Я взглянул на нее. Лицо испуганно, щеки прямо-таки горят.
— Ты пьяная?
— Нет. Нисколько. Я... я... мне стыдно сказать: я счастлива!
(То-то, милая!.. Я этого и хотел. Отправляйся теперь к своему моряку, в его будни, скуку... Зато он молод! А?!)
Никто не обращал на нас никакого внимания: каждый за этим столом был занят собою.
Все вокруг — не больше чем декорация... Но разве моя с ней жизнь со вчерашнего дня была чем-то большим, чем актом пьесы? Комедии?! Да. Пожалуй.
Раздалась музыка. Наивная и, я бы сказал, фальшивая. Звук флейты (под старину) и тоненький, спотыкающийся голосок скрипки.
Я был изрядно пьян. И вот, понимаешь, со мной случился один из тех припадков «нашей», так сказать, типично «нашей» портовой абанковости, отчаянности, дурацкой эксцентриады... Валяй! Разворачивайся, комедия.

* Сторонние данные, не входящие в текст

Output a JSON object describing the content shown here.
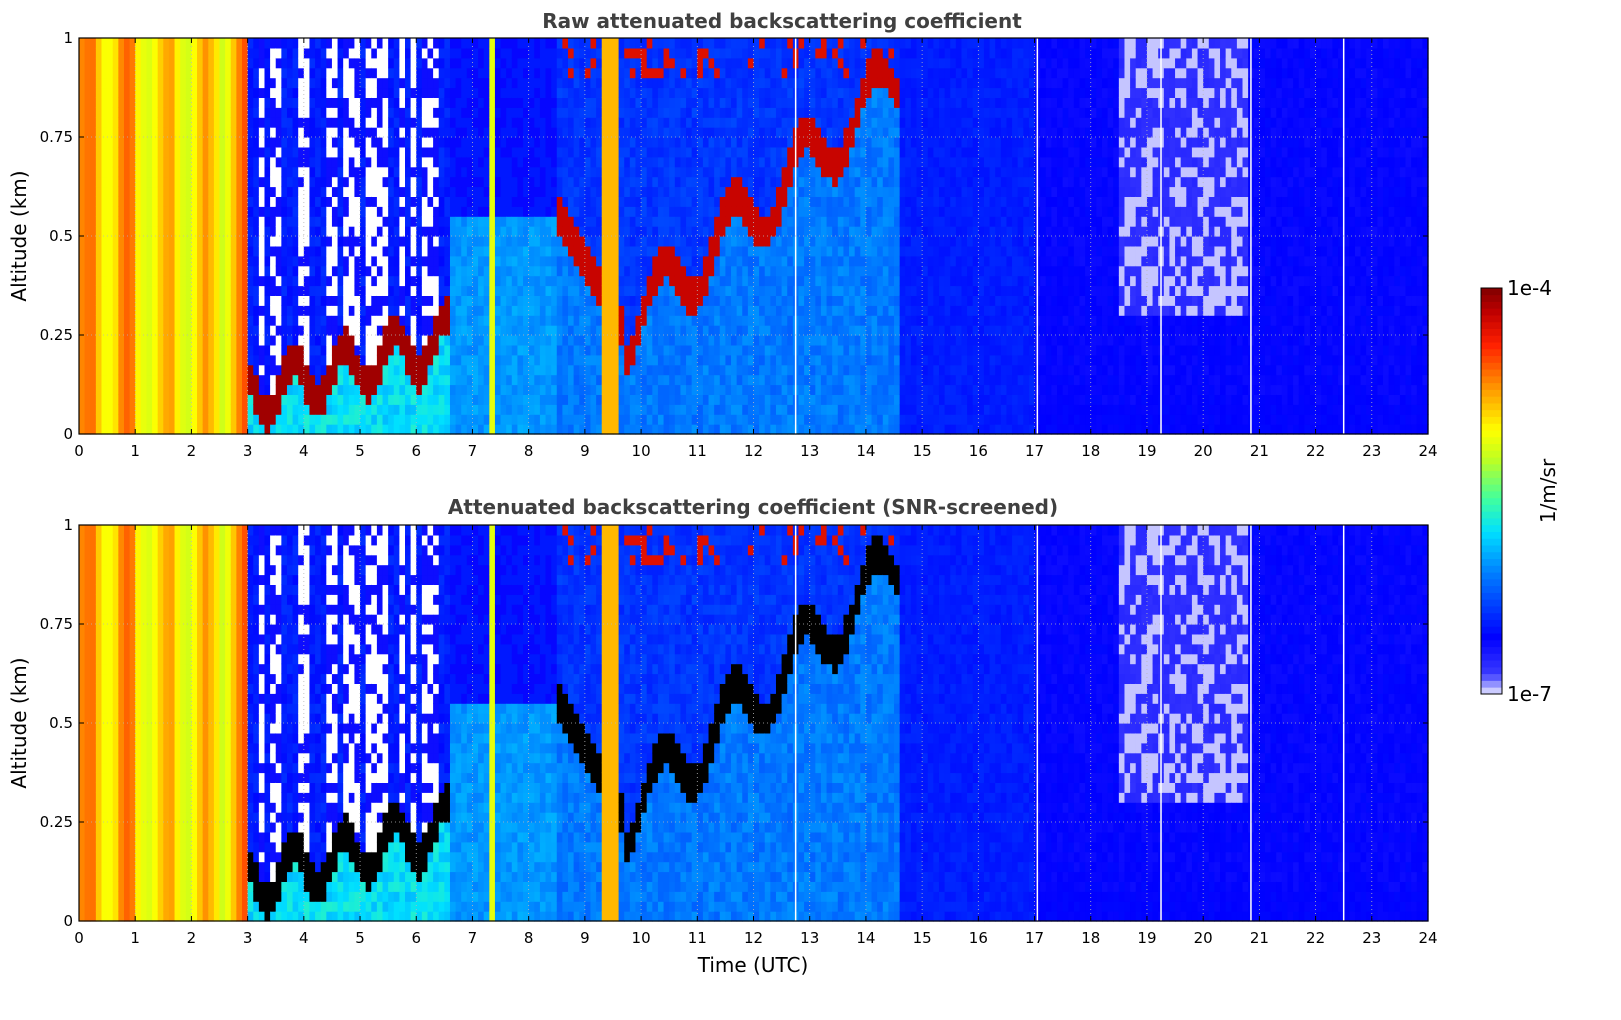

Я вскочил. Я вырвал скрипку из рук скрипача... Было похоже, что я собираюсь ее разбить. Но я спрятался за флейтиста и начал стыдливо ее настраивать.
Плохая скрипка. Мне помнится, что я морщился. Сыграл отчего-то одну из тех наивных импровизаций, с которых начал, когда мне было лет десять.
Дурак! Я словно орал, возвращаясь к прошлому. Глаза я, однако, закрыл... Как тут ни говори, а, пьяный, я снова держал в руках скрипку.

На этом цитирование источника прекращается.